A relação “especial” entre Londres e Washington é posta à prova

Os dois países compartilham informações vitais de seus serviços de inteligência além de manter uma estreita relação comercial

A recusa de Donald Trump em continuar a se relacionar com o embaixador britânico após o vazamento da opinião do diplomata europeu sobre o mandato caótico do presidente dos Estados Unidos lança uma dúvida: poderá a “relação especial” entre os dois países sobreviver a esta crise?

A divulgação através do jornal britânico The Mail on Sunday das mensagens confidenciais do embaixador Kim Darroch abriu espaço para a ira de Trump no Twitter.

Darroch classificou o presidente dos Estados Unidos de “inepto” e sua administração, “disfuncional”.

“Não negociaremos mais com ele”, postou Trump na rede social como resposta. E aproveitou para comemorar como “boa notícia” que a primeira-ministra, Theresa May, deixará o poder este mês, assim que as bases do Partido Conservador tenham escolhido seu sucessor.

Assim, um pouco mais de um mês após a visita de Estado no qual o Reino Unido estendeu o tapete vermelho para Trump, consciente da importância dos Estados Unidos no futuro comercial do país assim que sair da União Europeia, a famosa “relação especial” entre os dois aliados transatlânticos é posta à prova.
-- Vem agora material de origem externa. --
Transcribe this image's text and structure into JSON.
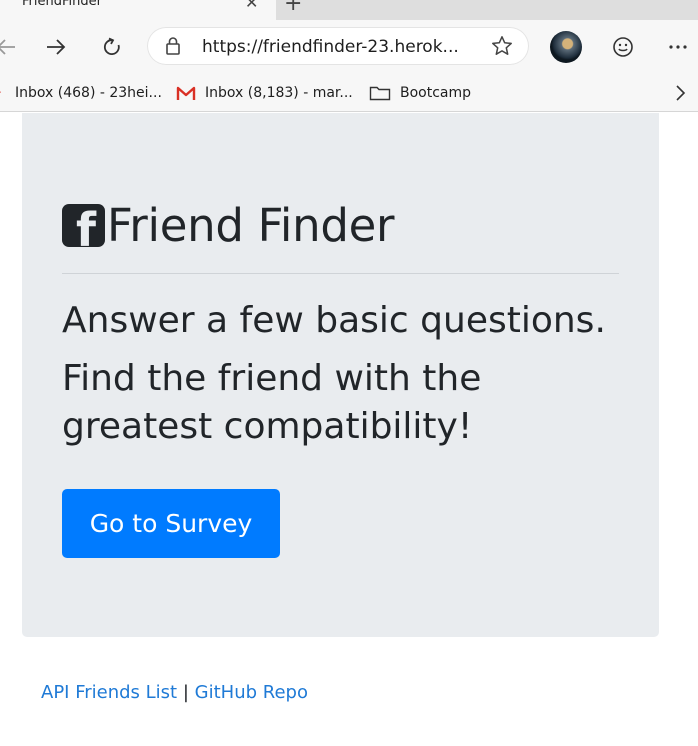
{
  "browser": {
    "tab_title": "FriendFinder",
    "url": "https://friendfinder-23.herok...",
    "bookmarks": [
      {
        "label": "Inbox (468) - 23hei...",
        "icon": "gmail-icon"
      },
      {
        "label": "Inbox (8,183) - mar...",
        "icon": "gmail-icon"
      },
      {
        "label": "Bootcamp",
        "icon": "folder-icon"
      }
    ]
  },
  "hero": {
    "title": "Friend Finder",
    "line1": "Answer a few basic questions.",
    "line2": "Find the friend with the greatest compatibility!",
    "cta_label": "Go to Survey"
  },
  "footer": {
    "link1": "API Friends List",
    "separator": "|",
    "link2": "GitHub Repo"
  },
  "colors": {
    "accent": "#007bff",
    "jumbotron_bg": "#e9ecef",
    "link": "#1f7ad6",
    "gmail_red": "#d93025"
  }
}
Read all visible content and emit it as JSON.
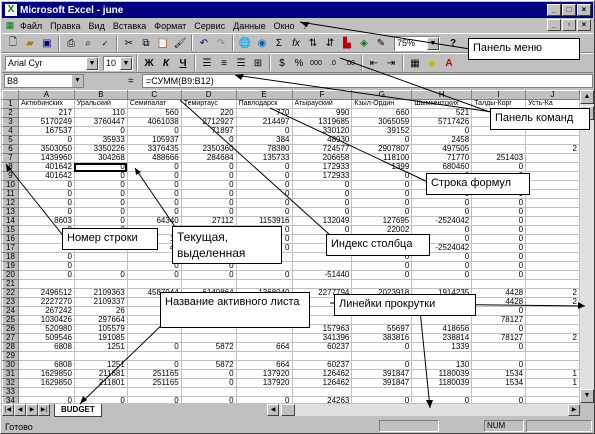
{
  "window": {
    "title": "Microsoft Excel - june",
    "app_icon": "excel-icon"
  },
  "menu": [
    "Файл",
    "Правка",
    "Вид",
    "Вставка",
    "Формат",
    "Сервис",
    "Данные",
    "Окно",
    "?"
  ],
  "toolbar": {
    "zoom": "75%",
    "font_name": "Arial Cyr",
    "font_size": "10",
    "bold": "Ж",
    "italic": "К",
    "underline": "Ч",
    "sum": "Σ",
    "fx": "fx",
    "percent": "%",
    "thousands": "000",
    "help": "?"
  },
  "formula_bar": {
    "cell_ref": "B8",
    "equals": "=",
    "formula": "=СУММ(B9:B12)"
  },
  "columns": [
    "A",
    "B",
    "C",
    "D",
    "E",
    "F",
    "G",
    "H",
    "I",
    "J"
  ],
  "column_headers": [
    "Актюбинских",
    "Уральский",
    "Семипалат",
    "Темиртаус",
    "Павлодарск",
    "Атырауский",
    "Кзыл-Ордин",
    "Шымкентских",
    "Талды-Корг",
    "Усть-Ка"
  ],
  "rows": [
    [
      "217",
      "110",
      "560",
      "220",
      "770",
      "990",
      "660",
      "521",
      "13",
      ""
    ],
    [
      "5170249",
      "3760447",
      "4061038",
      "2712927",
      "214497",
      "1319685",
      "3065059",
      "5717426",
      "",
      ""
    ],
    [
      "167537",
      "0",
      "0",
      "71897",
      "0",
      "330120",
      "39152",
      "0",
      "",
      ""
    ],
    [
      "0",
      "35933",
      "105937",
      "0",
      "384",
      "48930",
      "0",
      "2458",
      "",
      ""
    ],
    [
      "3503050",
      "3350226",
      "3376435",
      "2350360",
      "78380",
      "724577",
      "2907807",
      "497505",
      "",
      "2"
    ],
    [
      "1439960",
      "304268",
      "488666",
      "284684",
      "135733",
      "206658",
      "118100",
      "71770",
      "251403",
      ""
    ],
    [
      "401642",
      "0",
      "0",
      "0",
      "0",
      "172933",
      "1399",
      "680460",
      "0",
      ""
    ],
    [
      "401642",
      "0",
      "0",
      "0",
      "0",
      "172933",
      "0",
      "0",
      "0",
      ""
    ],
    [
      "0",
      "0",
      "0",
      "0",
      "0",
      "0",
      "0",
      "0",
      "0",
      ""
    ],
    [
      "0",
      "0",
      "0",
      "0",
      "0",
      "0",
      "0",
      "0",
      "0",
      ""
    ],
    [
      "0",
      "0",
      "0",
      "0",
      "0",
      "0",
      "0",
      "0",
      "0",
      ""
    ],
    [
      "0",
      "0",
      "0",
      "0",
      "0",
      "0",
      "0",
      "0",
      "0",
      ""
    ],
    [
      "8603",
      "0",
      "64340",
      "27112",
      "1153916",
      "132049",
      "127695",
      "-2524042",
      "0",
      ""
    ],
    [
      "0",
      "0",
      "0",
      "26850",
      "0",
      "0",
      "22002",
      "0",
      "0",
      ""
    ],
    [
      "",
      "0",
      "12",
      "0",
      "0",
      "30",
      "1399",
      "0",
      "0",
      ""
    ],
    [
      "",
      "0",
      "49",
      "0",
      "0",
      "0",
      "0",
      "-2524042",
      "0",
      ""
    ],
    [
      "0",
      "",
      "0",
      "0",
      "",
      "",
      "0",
      "0",
      "0",
      ""
    ],
    [
      "0",
      "",
      "0",
      "0",
      "",
      "",
      "0",
      "0",
      "0",
      ""
    ],
    [
      "0",
      "0",
      "0",
      "0",
      "0",
      "-51440",
      "0",
      "0",
      "0",
      ""
    ],
    [
      "",
      "",
      "",
      "",
      "",
      "",
      "",
      "",
      "",
      ""
    ],
    [
      "2496512",
      "2109363",
      "4587944",
      "6140864",
      "1368040",
      "2277794",
      "2023918",
      "1914235",
      "4428",
      "2"
    ],
    [
      "2227270",
      "2109337",
      "",
      "6140864",
      "1368040",
      "",
      "",
      "1914235",
      "4428",
      "2"
    ],
    [
      "267242",
      "26",
      "",
      "",
      "",
      "",
      "",
      "",
      "0",
      ""
    ],
    [
      "1030426",
      "297664",
      "",
      "",
      "",
      "",
      "",
      "",
      "78127",
      ""
    ],
    [
      "520980",
      "105579",
      "",
      "",
      "",
      "157963",
      "55697",
      "418656",
      "0",
      ""
    ],
    [
      "509546",
      "191085",
      "",
      "",
      "",
      "341396",
      "383816",
      "238814",
      "78127",
      "2"
    ],
    [
      "6808",
      "1251",
      "0",
      "5872",
      "664",
      "60237",
      "0",
      "1339",
      "0",
      ""
    ],
    [
      "",
      "",
      "",
      "",
      "",
      "",
      "",
      "",
      "",
      ""
    ],
    [
      "6808",
      "1251",
      "0",
      "5872",
      "664",
      "60237",
      "0",
      "130",
      "0",
      ""
    ],
    [
      "1629850",
      "211681",
      "251165",
      "0",
      "137920",
      "126462",
      "391847",
      "1180039",
      "1534",
      "1"
    ],
    [
      "1629850",
      "211801",
      "251165",
      "0",
      "137920",
      "126462",
      "391847",
      "1180039",
      "1534",
      "1"
    ],
    [
      "",
      "",
      "",
      "",
      "",
      "",
      "",
      "",
      "",
      ""
    ],
    [
      "0",
      "0",
      "0",
      "0",
      "0",
      "24263",
      "0",
      "0",
      "0",
      ""
    ],
    [
      "",
      "",
      "",
      "",
      "",
      "",
      "",
      "",
      "",
      ""
    ]
  ],
  "sheet_tab": "BUDGET",
  "status": {
    "ready": "Готово",
    "num": "NUM"
  },
  "callouts": {
    "menu_panel": "Панель меню",
    "command_panel": "Панель команд",
    "formula_row": "Строка формул",
    "row_number": "Номер строки",
    "current_cell": "Текущая, выделенная",
    "column_index": "Индекс столбца",
    "sheet_name": "Название активного листа",
    "scrollbars": "Линейки прокрутки"
  },
  "colors": {
    "title_bar": "#000080",
    "chrome": "#c0c0c0",
    "callout_bg": "#ffffff"
  }
}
E isso ocorre em um momento muito delicado para o país, que elegendo um novo primeiro-ministro também decide indiretamente que direção dar ao processo caótico do Brexit.

 

 

Quem está por trás do vazamento? 

Londres abriu uma investigação sobre a responsabilidade do vazamento.

A maioria das teorias aponta para o complexo contexto político na corrida para a sucessão de May dentro do partido e do governo em meio a disputa entre Boris Johnson e o ministro das Relações Exteriores, Jeremy Hunt.

Uma das teoria aponta que o vazamento não visava a desestabilizar Darroch, mas quem deve substituí-lo em janeiro, um pró-europeu que desagrada a todos os ferrenhos defensores do Brexit.

No entanto, as informações prejudicaram a relação entre os dois governos e há muita conversa sobre o quanto alguém como o presidente russo, Vladimir Putin, teria a ganhar com essa situação.

“É claro que seria extremamente preocupante se for uma ação de um Estado estrangeiro e hostil”, disseHunt ao jornal The Sun.

O embaixador pode permanecer no cargo? 

Políticos britânicos de todo espectro deram seu apoio ao embaixador e rejeitaram a ideia de que Trump poderia simplesmente expulsar seu representante de Washington.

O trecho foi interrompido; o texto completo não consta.